After recovering, Charlesworth followed the advice of his mentor, Professor Alexander Boyce Gibson and continued his postgraduate studies in 1953 at the Université Catholique de Louvain (UCL) in Belgium. This decision was based on the University’s reputation for excellence in both theology and contemporary continental philosophy. He was attracted in particular by the archives of Edmund Husserl, the German phenomenologist, which were based at UCL, and planned to write his dissertation on phenomenology. However his PhD supervisor, Professor Georges van Riet, insisted that Charlesworth undertake instead a critical study of linguistic analysis, bringing Charlesworth into productive contact with leading Wittgensteinian philosophers such as Elizabeth Anscombe and Peter Geach. Charlesworth gained his Doctorate in Philosophy, avec la plus grande distinction, from UCL in 1955 and was then appointed to a lectureship at the University of Auckland in 1956.

1950

Charlesworth was awarded the first Mannix Travelling Scholarship for overseas study in 1950, the same year he married Stephanie Charlesworth (née Armstrong). However, having contracted tuberculosis, Charlesworth was forced to delay taking up the scholarship and spent the next two years at the Gresswell Sanatorium in Victoria.

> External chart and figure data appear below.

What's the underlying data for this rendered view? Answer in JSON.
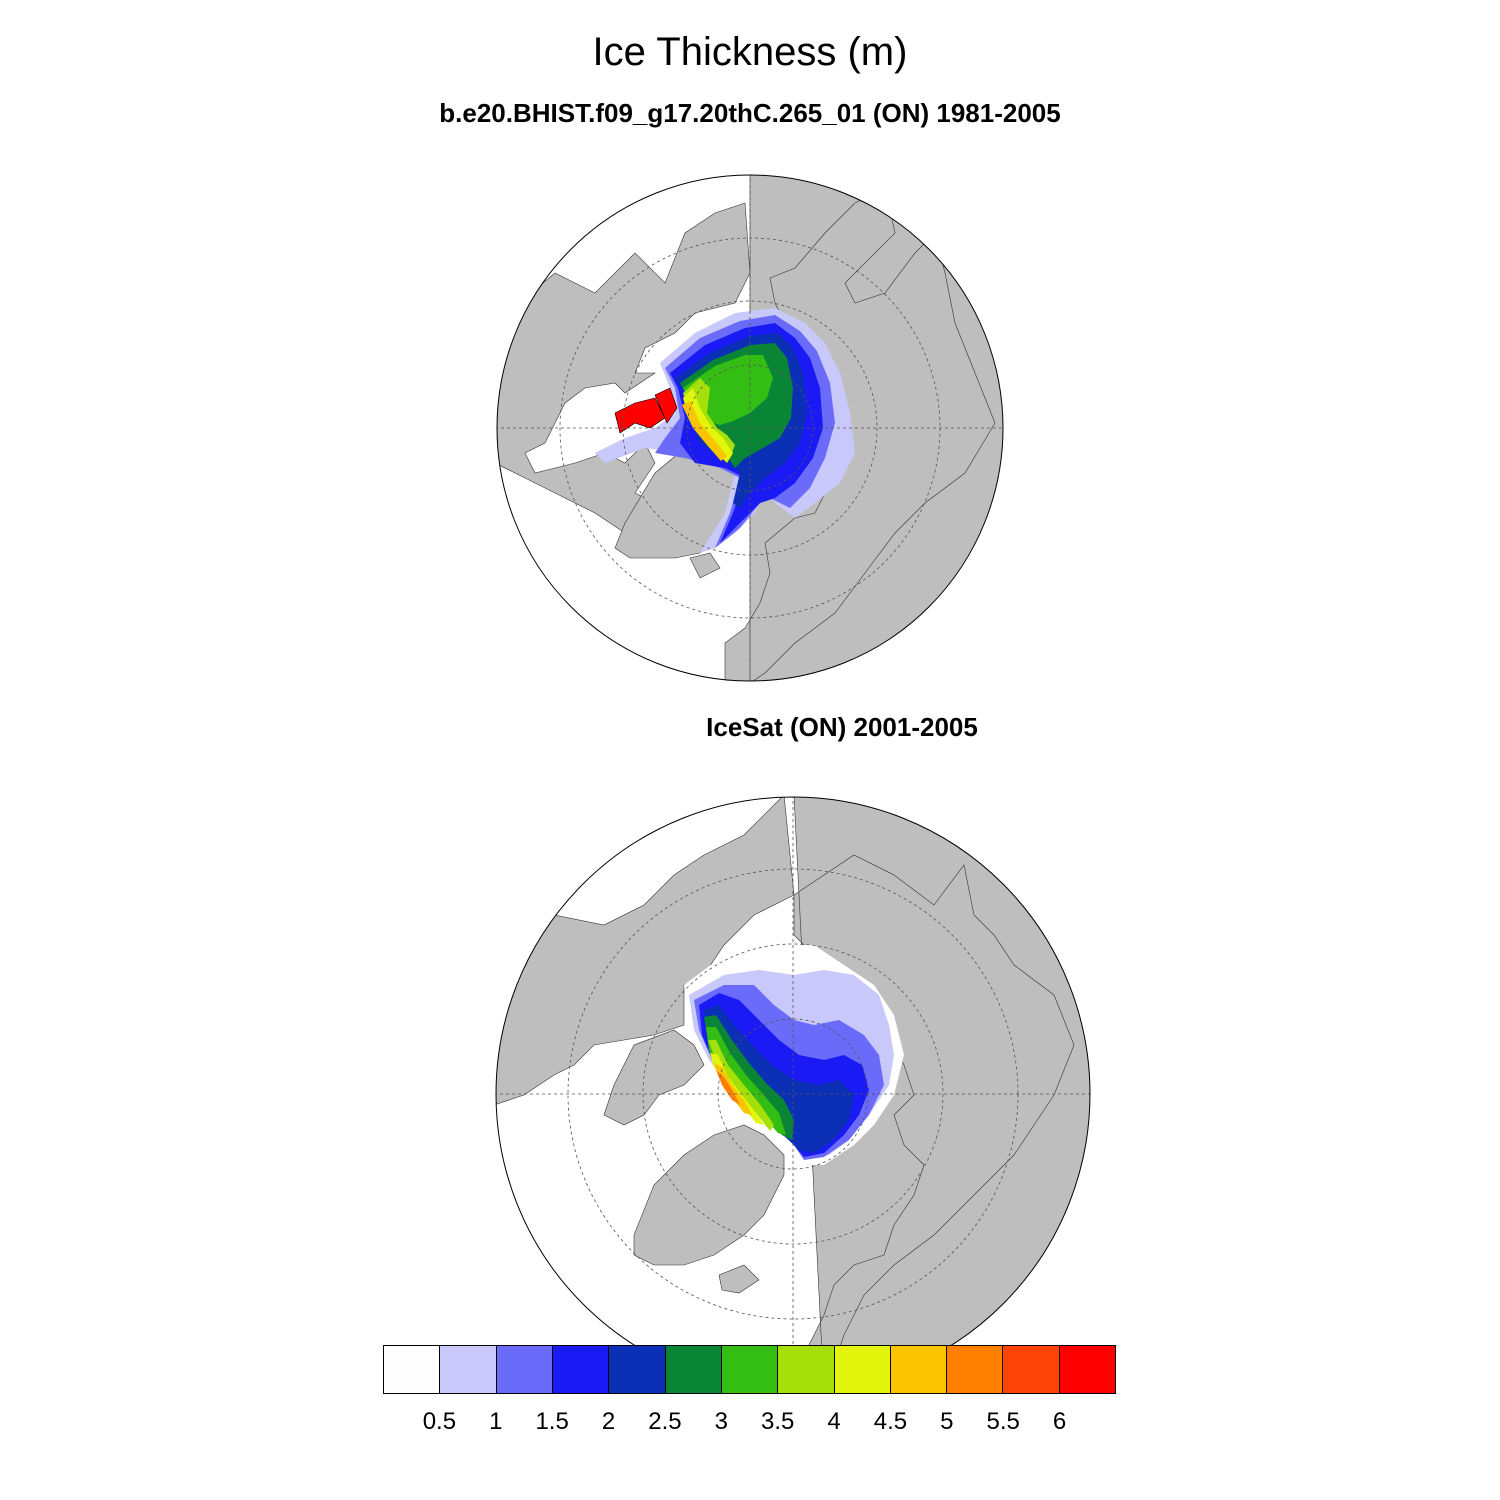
{
  "title": "Ice Thickness (m)",
  "panels": [
    {
      "subtitle": "b.e20.BHIST.f09_g17.20thC.265_01 (ON) 1981-2005"
    },
    {
      "subtitle": "IceSat (ON) 2001-2005"
    }
  ],
  "colorbar": {
    "labels": [
      "0.5",
      "1",
      "1.5",
      "2",
      "2.5",
      "3",
      "3.5",
      "4",
      "4.5",
      "5",
      "5.5",
      "6"
    ],
    "colors": [
      "#fefefe",
      "#c8c8fa",
      "#6b6bfa",
      "#1a1af5",
      "#0b2fb5",
      "#0a8536",
      "#34bd13",
      "#a6e00b",
      "#e3f50a",
      "#fbc400",
      "#fe7f00",
      "#fd4308",
      "#fe0000"
    ]
  },
  "colors": {
    "land": "#bebebe",
    "ocean": "#ffffff",
    "outline": "#000000",
    "grid": "#555555"
  }
}
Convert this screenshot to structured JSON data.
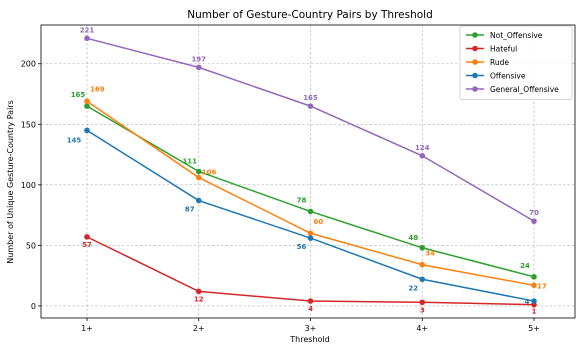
{
  "chart_data": {
    "type": "line",
    "title": "Number of Gesture-Country Pairs by Threshold",
    "xlabel": "Threshold",
    "ylabel": "Number of Unique Gesture-Country Pairs",
    "categories": [
      "1+",
      "2+",
      "3+",
      "4+",
      "5+"
    ],
    "ylim": [
      -10,
      232
    ],
    "yticks": [
      0,
      50,
      100,
      150,
      200
    ],
    "grid": true,
    "legend_position": "top-right",
    "series": [
      {
        "name": "Not_Offensive",
        "color": "#2ca02c",
        "values": [
          165,
          111,
          78,
          48,
          24
        ]
      },
      {
        "name": "Hateful",
        "color": "#d62728",
        "values": [
          57,
          12,
          4,
          3,
          1
        ]
      },
      {
        "name": "Rude",
        "color": "#ff7f0e",
        "values": [
          169,
          106,
          60,
          34,
          17
        ]
      },
      {
        "name": "Offensive",
        "color": "#1f77b4",
        "values": [
          145,
          87,
          56,
          22,
          4
        ]
      },
      {
        "name": "General_Offensive",
        "color": "#9467bd",
        "values": [
          221,
          197,
          165,
          124,
          70
        ]
      }
    ]
  }
}
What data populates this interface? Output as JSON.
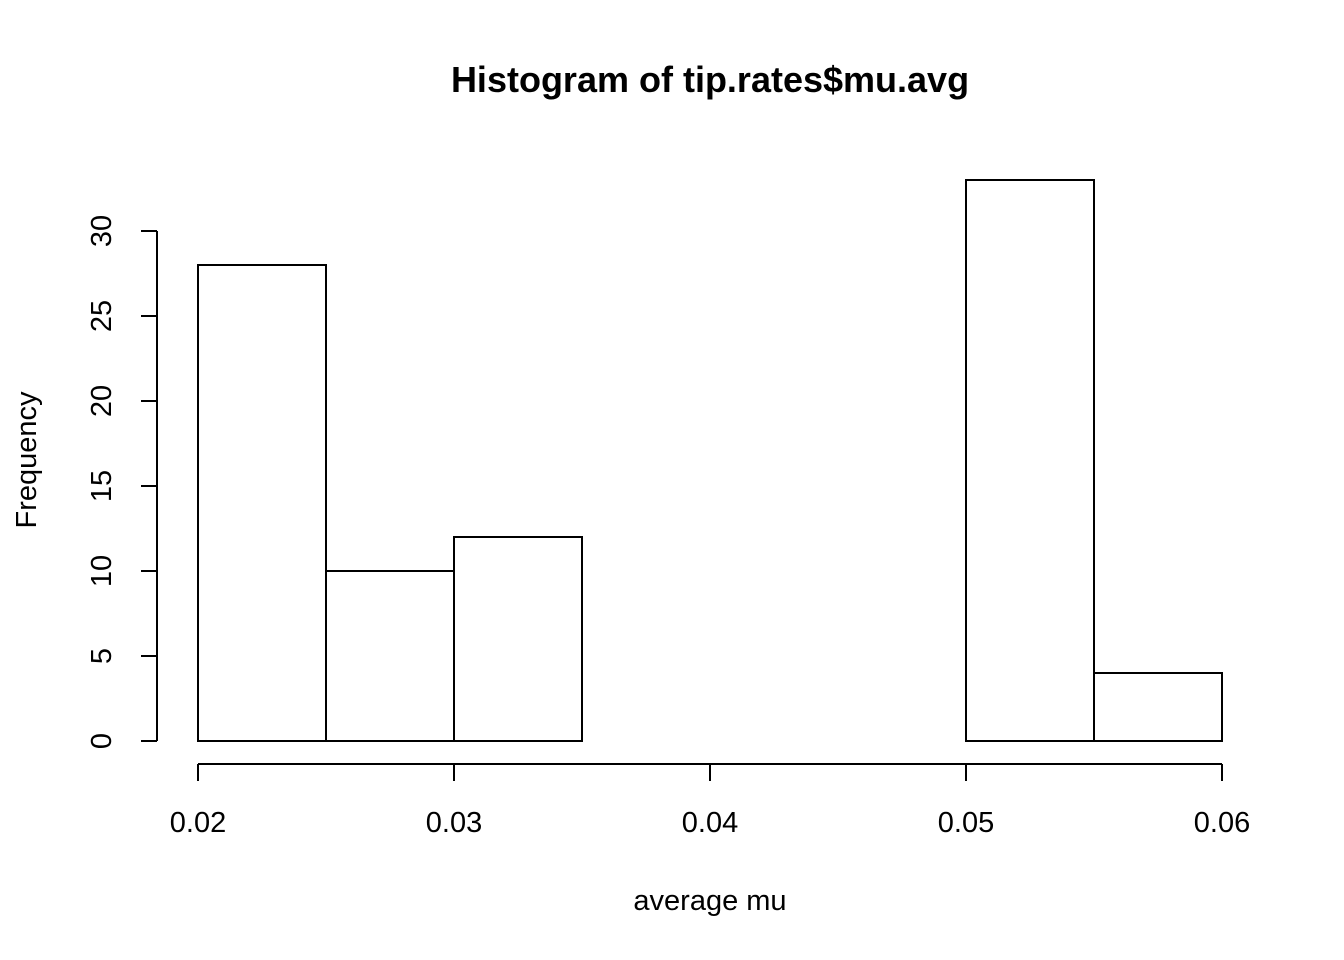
{
  "chart_data": {
    "type": "bar",
    "title": "Histogram of tip.rates$mu.avg",
    "xlabel": "average mu",
    "ylabel": "Frequency",
    "bins": [
      {
        "from": 0.02,
        "to": 0.025,
        "count": 28
      },
      {
        "from": 0.025,
        "to": 0.03,
        "count": 10
      },
      {
        "from": 0.03,
        "to": 0.035,
        "count": 12
      },
      {
        "from": 0.035,
        "to": 0.04,
        "count": 0
      },
      {
        "from": 0.04,
        "to": 0.045,
        "count": 0
      },
      {
        "from": 0.045,
        "to": 0.05,
        "count": 0
      },
      {
        "from": 0.05,
        "to": 0.055,
        "count": 33
      },
      {
        "from": 0.055,
        "to": 0.06,
        "count": 4
      }
    ],
    "xticks": [
      0.02,
      0.03,
      0.04,
      0.05,
      0.06
    ],
    "xtick_labels": [
      "0.02",
      "0.03",
      "0.04",
      "0.05",
      "0.06"
    ],
    "yticks": [
      0,
      5,
      10,
      15,
      20,
      25,
      30
    ],
    "ytick_labels": [
      "0",
      "5",
      "10",
      "15",
      "20",
      "25",
      "30"
    ],
    "xlim": [
      0.02,
      0.06
    ],
    "ylim": [
      0,
      33
    ],
    "grid": false,
    "legend": "none",
    "colors": {
      "bar_fill": "#ffffff",
      "bar_stroke": "#000000"
    }
  }
}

Charlesworth opposed the anti-communist ‘Movement’ during the 1950s and 1960s, led by B. A. Santamaria’s. He considered that the Movement’s insistence that Christian values should have a privileged place in society distorted the proper relationship between Church and State. Charlesworth aired his critique in the pages of the Catholic Worker, a journal he co-edited with Tony Coady in the late 1960s and early 1970s. The journal was denounced by members of the Catholic clergy and its distribution in Churches forbidden. Integrating his liberal philosophy with a progressive social vision, Charlesworth and other contributors to the Catholic Worker questioned the moral case for the Vietnam War and Catholic teachings on contraception, abortion, and divorce among others.

1925

Maxwell John Charlesworth AO FAHA (30 December 1925 – 2 June 2014) was an Australian philosopher and public intellectual. He taught and wrote on a wide range of areas including the philosophy of religion and the role of the Church in a liberal democratic society; Australian Aboriginal culture and religions; European philosophy from medieval to continental; bioethics and modern science’s role in society; and the philosophy of education. In 1990, he was made an Officer of the Order of Australia for his contributions to Australian society in the fields of education and bioethics.

Charlesworth was born in Numurkah, Victoria on 30 December 1925, the younger son of William and Mabel Charlesworth. He was educated at government schools in Numurkah, and then at Assumption College, Kilmore. Charlesworth moved to Melbourne to study at the University of Melbourne, obtaining a Bachelor of Arts with honours in 1946 and a Masters of Arts in 1948.